At the recent Australian Institute of Credit Management (AICM) conference, credit professionals from around Australia came together to discuss the current financial pressures being felt by their customers and provide expectations for the next 12 months. Jirsch Sutherland’s Andrew Spring led the roundtable discussion, which revealed some interesting insights.
When it comes to identifying a company’s solvency issues, credit managers are often the first to notice if their customers are experiencing a problem. At a recent roundtable discussion at the annual AICM conference, 30 credit professionals from around the country provided their insights to Jirsch Sutherland’s Andrew Spring, who heads the firm’s specialist Insolvency Intelligence arm, which is designed for credit managers. The consensus was while there’s not yet a large increase in defaults, cash reserves are shrinking and companies are becoming more vigilant.
“Credit professionals often have superior knowledge of their customers’ financial health – even more so than their bankers. They’re frequently the first port of call when a business is facing cash-flow issues, providing support such as extended credit limits, alternative sources of credit, renegotiated payment terms and repayment arrangements,” says Spring. “The roundtable gave us a chance to tap into the credit management sector to see what credit managers are witnessing and what they’re doing to address changing conditions. And while they’re not predicting a huge increase in insolvency appointments, there’s certainly a more concerned outlook for the next 12 months.”
Key credit manager insights:
- There hasn’t yet been a large increase in defaults.
- Cash reserves are getting tighter.
- There’s greater focus on enforcing trading terms and of creditors securing their interests on the Personal Property Securities Register (PPSR).
- There’s a rise in conflict between sales teams and credit teams as trading terms are revisited or renewed.
- Pressure points include supply chain issues, cost of living, higher interest rates, unprecedented weather events.
- There are concerns with trade credit insurance, particularly in the construction industry.
- There’s greater concern about the impact of rising cost of living on SME customers; the possibility that customers may choose to prioritise paying themselves versus their suppliers is becoming a real risk.
- Credit professionals are ‘digging deeper’ into the reasons for credit limit increases before approving increases; they’re reviewing customer files to ensure credit applications are up to date and that personal guarantees and security interests are correct.
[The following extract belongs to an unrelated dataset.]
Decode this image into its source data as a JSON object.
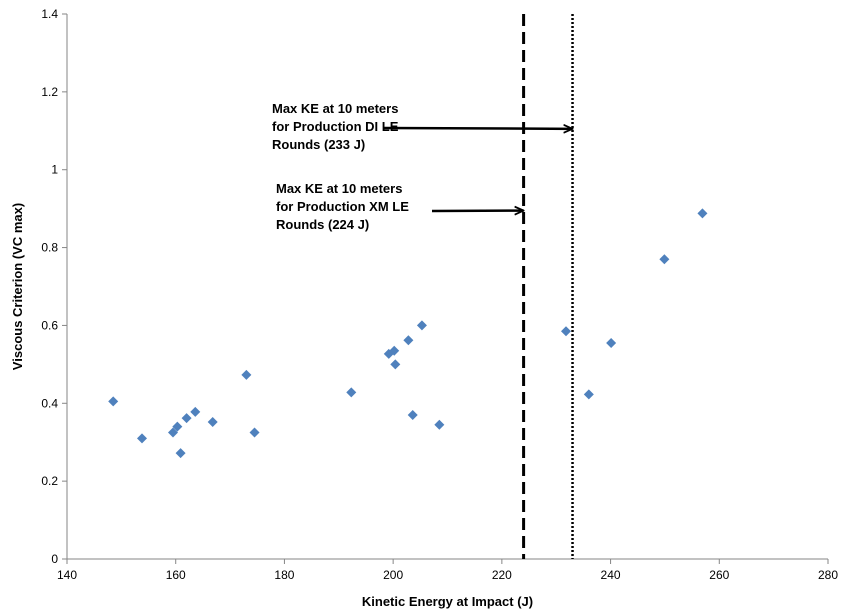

- Data analytics are playing an increasing role to assist in risk assessment by credit professionals.
- Some in the sector are considering tightening the level of enforcement activity and encouraging engagement with customers.
Anecdotal evidence: what credit professionals are saying
International supply chain delays
“China’s zero tolerance COVID policy has meant that some supplier factories have been closed without notice, creating delays on components resulting in back-orders for our customers. If we are supplying a mechanic undertaking repairs or maintenance but one component is not available to ship, the mechanic is unable to complete the works and charge their customer. This is creating difficulties for us to collect monies for goods that have been shipped, as our customer’s cash-flow is upset.”
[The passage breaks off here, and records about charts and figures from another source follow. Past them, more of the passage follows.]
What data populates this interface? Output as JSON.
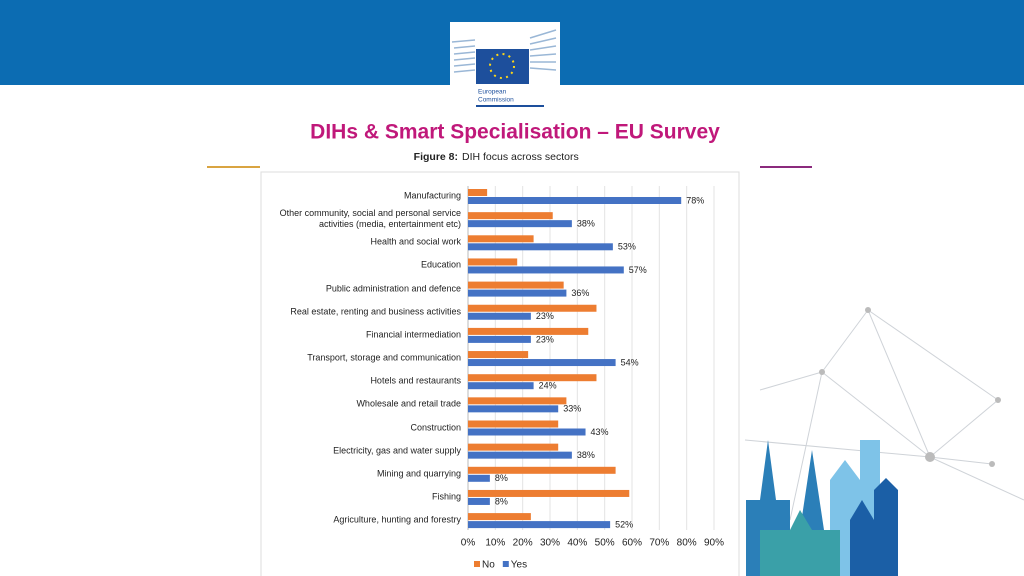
{
  "header": {
    "logo_text": [
      "European",
      "Commission"
    ],
    "title": "DIHs & Smart Specialisation – EU Survey",
    "figure_label": "Figure 8:",
    "figure_caption": "DIH focus across sectors"
  },
  "chart_data": {
    "type": "hbar",
    "categories": [
      "Manufacturing",
      "Other community, social and personal service\nactivities (media, entertainment etc)",
      "Health and social work",
      "Education",
      "Public administration and defence",
      "Real estate, renting and business activities",
      "Financial intermediation",
      "Transport, storage and communication",
      "Hotels and restaurants",
      "Wholesale and retail trade",
      "Construction",
      "Electricity, gas and water supply",
      "Mining and quarrying",
      "Fishing",
      "Agriculture, hunting and forestry"
    ],
    "series": [
      {
        "name": "No",
        "color": "#ed7d31",
        "values": [
          7,
          31,
          24,
          18,
          35,
          47,
          44,
          22,
          47,
          36,
          33,
          33,
          54,
          59,
          23
        ]
      },
      {
        "name": "Yes",
        "color": "#4472c4",
        "values": [
          78,
          38,
          53,
          57,
          36,
          23,
          23,
          54,
          24,
          33,
          43,
          38,
          8,
          8,
          52
        ],
        "value_labels": [
          "78%",
          "38%",
          "53%",
          "57%",
          "36%",
          "23%",
          "23%",
          "54%",
          "24%",
          "33%",
          "43%",
          "38%",
          "8%",
          "8%",
          "52%"
        ]
      }
    ],
    "xlim": [
      0,
      90
    ],
    "xticks": [
      {
        "value": 0,
        "label": "0%"
      },
      {
        "value": 10,
        "label": "10%"
      },
      {
        "value": 20,
        "label": "20%"
      },
      {
        "value": 30,
        "label": "30%"
      },
      {
        "value": 40,
        "label": "40%"
      },
      {
        "value": 50,
        "label": "50%"
      },
      {
        "value": 60,
        "label": "60%"
      },
      {
        "value": 70,
        "label": "70%"
      },
      {
        "value": 80,
        "label": "80%"
      },
      {
        "value": 90,
        "label": "90%"
      }
    ],
    "grid": true,
    "legend": "bottom"
  }
}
Credit manager of an automotive supply business
“The rising interest rate environment has seen a reduction in demand for home renovations. For some of our customers this has created cash flow pressures. With the rising cost of living, we are concerned that at SME level some customers may have to choose between paying themselves and paying their supplier.”
Credit manager of electrical wholesaler
Credit limit increases
“When a customer is approaching us to request a credit increase, we are trying to ascertain whether this is due to growth of the customer, inflation, difficulties with supply or financial distress. We will not approve a credit increase until we are comfortable knowing why the customer is making the request.”
Credit manager supplying the construction industry
“We are revisiting our files on each of our customers to ensure that the most recent terms of trade have been provided, their credit application details are still current, that we have personal guarantees when appropriate and we have secured our interest correctly on the PPSA [Personal Property Securities Act]. We have noticed that when seeking to update details with customers, we are getting a higher degree of “push back” from our sales teams”
Credit manager in food supply
Jirsch Sutherland has been partnering with the AICM since 2018. Through the firm’s pro bono Insolvency Intelligence for Credit Managers service, Jirsch Sutherland is uniquely positioned among insolvency professionals to gain insights into the creditor mindset, and assist both debtor and creditor with finding a solution to any form of financial distress.